PCa is a systemic multi-factorial disease. Consequently, predictive diagnostics by liquid biopsy analysis is instrumental for the disease prediction, prevention and curative treatments at early stages. Further, the absolute majority of PCa patients suffer from comorbid conditions as demonstrated for oncologic patients in general [177]. To this end, both the disease modelling [178] and patient stratification should carefully consider this aspect in terms of adequate prediction and prognosis as well as targeted prevention and personalised treatment algorithms. Obviously metastatic castration-resistant PCa cases need detailed phenotyping and molecular analysis to elaborate on the subtype-specific diagnostic and treatment targets. Further, due to systemic effects linked to the pathology, liquid biopsy might be particularly useful for early and predictive PCa diagnostics [87].

  1. C.

    The incidence of metastasising PCa is rapidly increasing

Exemplified by trends observed in the USA, metastatic PCa began to increase by 0.58% per year after 2008 and accelerated to 2.74% annually following the 2012. The pattern was magnified amongst men aged below 69 years. Prognosis in 2025 is that men aged 45–54 years might demonstrate more rapid annual increase by 2.29% versus men aged 55–69 years by 1.53% per year reaching the annual burden increase of 42% by 2025 [179]. To this end, one of the evident deficits is the reactive character of medical services provided to populations [18]. The paradigm shift from reactive to predictive, preventive and personalised (3P) medicine would provide adequate solution—the concepts presented by the European Association for Predictive, Preventive and Personalised Medicine [180]. Innovative screening programmes might be useful to identify persons in suboptimal health conditions before the clinical onset of metastasising PCa. Strong predisposition to systemic hypoxic conditions and ischemic lesions (e.g. characteristic for individuals with Flammer syndrome phenotype) [18] and low-grade inflammation might be indicative for specific phenotyping and genotyping [87, 181, 182]. Liquid biopsy tests for CTC enumeration and their molecular characterisation are considered to be useful for secondary prevention of metastatic disease in PCa patient cohorts. To this end, Mandel P.C. with colleagues [183] demonstrated that the prognostic value of CTCs was highest using Harrell’s C compared with routinely used biomarkers (prostate-specific antigen, lactate dehydrogenase and bone-specific alkaline phosphatase), while the highest C-index was achieved by combining conventional markers with CTC enumeration. After progression to metastatic castration-resistant PCa, CTC enumeration was prognostic for overall survival [183]. The authors conclude that in their study, the CTCs’ number in liquid biopsy was highly prognostic at any step of the disease-related analysis being more powerful indicator than other commonly used biomarkers.

  1. D.

    Rapidly increasing incidence rates are characteristic for adolescents and young adults aged 15–40 years [1, 14]

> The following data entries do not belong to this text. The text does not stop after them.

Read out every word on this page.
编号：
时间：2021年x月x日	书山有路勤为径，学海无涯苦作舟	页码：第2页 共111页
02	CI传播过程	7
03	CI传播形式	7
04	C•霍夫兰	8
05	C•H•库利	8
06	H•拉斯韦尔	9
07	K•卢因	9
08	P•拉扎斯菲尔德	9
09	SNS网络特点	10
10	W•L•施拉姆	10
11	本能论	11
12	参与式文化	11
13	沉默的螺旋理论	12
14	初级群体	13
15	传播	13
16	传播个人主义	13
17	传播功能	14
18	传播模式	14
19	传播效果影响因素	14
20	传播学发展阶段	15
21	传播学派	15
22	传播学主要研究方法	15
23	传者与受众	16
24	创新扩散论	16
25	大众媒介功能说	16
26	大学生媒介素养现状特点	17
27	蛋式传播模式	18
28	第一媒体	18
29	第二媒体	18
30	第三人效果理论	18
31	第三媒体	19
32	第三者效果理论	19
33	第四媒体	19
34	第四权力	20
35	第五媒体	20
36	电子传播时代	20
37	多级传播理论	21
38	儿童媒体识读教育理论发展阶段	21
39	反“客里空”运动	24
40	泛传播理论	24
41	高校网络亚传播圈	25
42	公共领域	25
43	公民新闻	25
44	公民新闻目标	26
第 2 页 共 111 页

Multi-factorial risks for these trends have been proposed. Consequently, multi-level diagnostics including phenotyping and multi-omics is considered to be the most appropriate tool for risk assessment, prediction, targeted prevention and prognosis [184]. To this end, patients with early onset prostate cancer pose unique challenges. Current data suggest that early onset prostate cancer is a distinct phenotype from both an aetiological and clinical perspectives that deserves further attention.